Quando pregava per i suoi amici. — La disciplina personale di Giobbe non fu completa finché non passò dalla sfera dei propri dolori all'opera di intercessione per i suoi amici, e fu attraverso l'atto stesso di questo oblio e sacrificio di sé che si realizzò la sua liberazione. Quando ha pregato per i suoi amici, ci viene detto, il Signore ha trasformato la sua stessa prigionia: cioè, lo ha restaurato e reintegrato in una prosperità ancora più grande di prima.

Questa è la vera morale di tutta la storia umana, che deve realizzarsi nel mondo della rigenerazione, se non qui. Ogni dolore è irto della promessa e della speranza della futura beatitudine, e sapere ciò significa privare il dolore del suo dolore. È impossibile raccoglierne il pieno guadagno quando il fardello opprime, ma, per quanto è possibile, il dolore è mitigato. Se Giobbe fosse stato in grado di attendere con fiducia la sua effettiva liberazione, sarebbe stato in grado di sopportare la sua afflizione; era perché non poteva che tutto era buio.

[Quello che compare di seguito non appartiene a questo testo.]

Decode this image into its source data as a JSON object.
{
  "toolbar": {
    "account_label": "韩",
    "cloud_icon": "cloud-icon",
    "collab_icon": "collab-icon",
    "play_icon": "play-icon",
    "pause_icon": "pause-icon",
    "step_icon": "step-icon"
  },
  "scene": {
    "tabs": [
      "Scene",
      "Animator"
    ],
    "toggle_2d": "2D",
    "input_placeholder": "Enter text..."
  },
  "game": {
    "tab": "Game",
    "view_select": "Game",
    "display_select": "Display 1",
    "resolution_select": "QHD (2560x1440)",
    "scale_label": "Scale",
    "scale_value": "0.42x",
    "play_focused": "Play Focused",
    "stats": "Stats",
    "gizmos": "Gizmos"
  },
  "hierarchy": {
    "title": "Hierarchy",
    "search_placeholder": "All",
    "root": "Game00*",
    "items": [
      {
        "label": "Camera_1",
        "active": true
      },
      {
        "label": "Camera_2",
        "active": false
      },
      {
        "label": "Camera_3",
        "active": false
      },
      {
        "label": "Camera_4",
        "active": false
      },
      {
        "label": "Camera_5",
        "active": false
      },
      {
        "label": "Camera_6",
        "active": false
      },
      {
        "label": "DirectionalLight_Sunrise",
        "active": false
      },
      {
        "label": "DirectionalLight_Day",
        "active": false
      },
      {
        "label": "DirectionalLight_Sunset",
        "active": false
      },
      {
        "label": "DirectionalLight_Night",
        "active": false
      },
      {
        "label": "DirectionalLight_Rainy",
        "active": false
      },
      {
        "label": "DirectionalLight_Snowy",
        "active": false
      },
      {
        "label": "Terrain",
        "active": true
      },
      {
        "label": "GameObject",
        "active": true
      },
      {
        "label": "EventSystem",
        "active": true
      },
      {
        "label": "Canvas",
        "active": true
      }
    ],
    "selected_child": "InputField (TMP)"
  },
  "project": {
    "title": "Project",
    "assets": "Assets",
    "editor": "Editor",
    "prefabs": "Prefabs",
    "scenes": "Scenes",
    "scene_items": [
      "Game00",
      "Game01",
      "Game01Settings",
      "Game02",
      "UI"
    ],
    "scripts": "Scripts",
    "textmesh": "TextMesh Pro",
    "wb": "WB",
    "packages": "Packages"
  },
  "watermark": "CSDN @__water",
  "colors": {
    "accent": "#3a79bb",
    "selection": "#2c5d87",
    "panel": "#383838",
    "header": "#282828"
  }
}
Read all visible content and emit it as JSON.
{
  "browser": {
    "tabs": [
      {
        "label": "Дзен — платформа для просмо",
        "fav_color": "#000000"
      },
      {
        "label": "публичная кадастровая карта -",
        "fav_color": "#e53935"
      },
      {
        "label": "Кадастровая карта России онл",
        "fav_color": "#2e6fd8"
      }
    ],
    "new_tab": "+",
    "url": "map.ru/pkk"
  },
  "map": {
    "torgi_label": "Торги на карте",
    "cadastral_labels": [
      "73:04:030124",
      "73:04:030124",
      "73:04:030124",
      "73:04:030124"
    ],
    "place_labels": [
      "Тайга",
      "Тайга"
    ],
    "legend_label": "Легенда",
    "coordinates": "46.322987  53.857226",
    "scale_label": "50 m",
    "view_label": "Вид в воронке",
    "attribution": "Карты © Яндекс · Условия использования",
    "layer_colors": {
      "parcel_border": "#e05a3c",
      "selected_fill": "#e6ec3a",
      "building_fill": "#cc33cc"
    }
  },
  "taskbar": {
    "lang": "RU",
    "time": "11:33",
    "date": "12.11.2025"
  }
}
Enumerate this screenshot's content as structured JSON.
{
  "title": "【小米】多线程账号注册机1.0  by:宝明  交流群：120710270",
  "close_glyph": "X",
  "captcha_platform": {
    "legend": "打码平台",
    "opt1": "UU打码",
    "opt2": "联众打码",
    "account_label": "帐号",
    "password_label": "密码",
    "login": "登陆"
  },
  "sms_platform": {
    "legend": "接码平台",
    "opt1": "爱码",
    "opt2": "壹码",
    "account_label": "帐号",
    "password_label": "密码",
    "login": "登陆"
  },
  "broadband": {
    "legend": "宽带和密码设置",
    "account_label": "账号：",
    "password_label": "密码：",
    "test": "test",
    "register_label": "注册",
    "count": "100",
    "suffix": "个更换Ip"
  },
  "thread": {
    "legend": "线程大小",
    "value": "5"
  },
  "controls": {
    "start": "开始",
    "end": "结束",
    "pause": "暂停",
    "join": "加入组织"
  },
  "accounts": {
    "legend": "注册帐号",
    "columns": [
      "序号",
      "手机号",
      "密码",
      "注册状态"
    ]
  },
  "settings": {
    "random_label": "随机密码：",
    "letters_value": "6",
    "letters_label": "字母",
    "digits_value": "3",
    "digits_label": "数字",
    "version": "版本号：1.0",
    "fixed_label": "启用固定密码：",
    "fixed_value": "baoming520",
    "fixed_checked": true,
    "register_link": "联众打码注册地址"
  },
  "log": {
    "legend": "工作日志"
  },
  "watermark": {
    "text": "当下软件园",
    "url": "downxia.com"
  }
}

E dopo tutto ci sono dolori e afflizioni per le quali non c'è liberazione come quella di Giobbe; c'è una prigionia che non potrà mai essere tolta in questa vita, e per questo l'unica speranza è la sicura speranza del Vangelo, e la promessa che nel suo grado è offerta dalla storia di Giobbe: perché se quella di Giobbe è una storia rappresentativa, come siamo tenuti a credere che debba essere, allora la lezione deve essere che ciò che non è spiegato o aggiustato qui sarà spiegato e aggiustato in seguito. È Dio solo che può illuminare le tenebre che circondano i suoi consigli; ma nello stesso tempo dobbiamo ricordare che con Lui è il pozzo della vita, e nella sua luce vedremo la luce.